We think you need these skills to ace Staff Infrastructure Engineer (fully remote) in London
Some tips for your application 🫡
Show off your coding skills:When applying for a software engineering role, it's super important to showcase your coding skills. Make sure your CV includes your tech stack, any relevant programming languages you’re comfortable with, and examples of projects you've worked on. If you have a GitHub profile, link it up! We love to see code in action.
Tailor your portfolio:For a full-time role, we’d expect to see some solid examples of your work in your portfolio. Make sure to include at least two or three projects that highlight your problem-solving skills and your ability to work with different technologies. Focus on the projects that are most relevant to the position at Yocto Project.

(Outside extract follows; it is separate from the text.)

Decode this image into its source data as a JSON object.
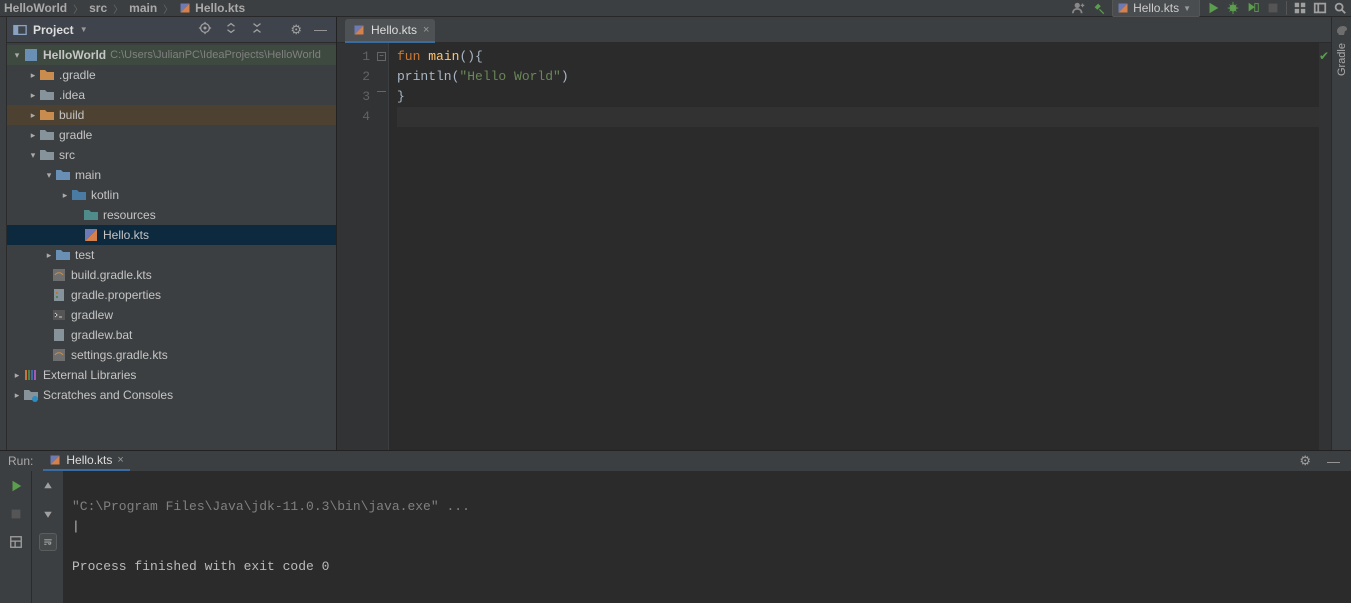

Craft a killer cover letter:Your cover letter is your chance to stand out—make it personal! Explain why you want to work at Yocto Project and how your skills align with the role. Show us your passion for software development. We dig enthusiastic candidates who understand the value of collaboration and continuous learning!
Be clear and concise:When it comes to writing your CV and cover letter, clarity is key. Avoid jargon that could confuse us and stick to simple, direct language. Highlight your achievements with quantifiable results where possible, and keep everything easy to read. A well-organised application goes a long way!
How to prepare for a job interview at Yocto Project
✨Brush Up on Your Coding Skills
For a full-time software engineering role, it's crucial that we stay sharp with our coding abilities. Expect technical questions that might involve solving problems on the spot or discussing algorithms. Practise on platforms like LeetCode or HackerRank to get comfortable with the types of questions that often come up.
✨Know Your Tools and Frameworks
Make sure we’re well-acquainted with the tools and technologies listed in the job description. Familiarise ourselves with any specific frameworks or programming languages mentioned. If Yocto Project uses React or Node.js, for instance, be ready to discuss how we’ve used them in previous projects or coursework.
✨Showcase Your Projects
Bring along a portfolio that highlights our best work. This could be code samples, GitHub repositories, or any side projects we’ve built. Make sure we can talk through our thought process for each project, especially the challenges we faced and how we solved them—this shows our problem-solving skills in action.
✨Prepare for Behavioural Questions
While technical skills are key, full-time positions also require cultural fit. Be ready to discuss our previous experiences and how we handle teamwork, conflict, and deadlines. Brush up on the STAR method—Situation, Task, Action, Result—to clearly articulate our past experiences when discussing how we've contributed to a team.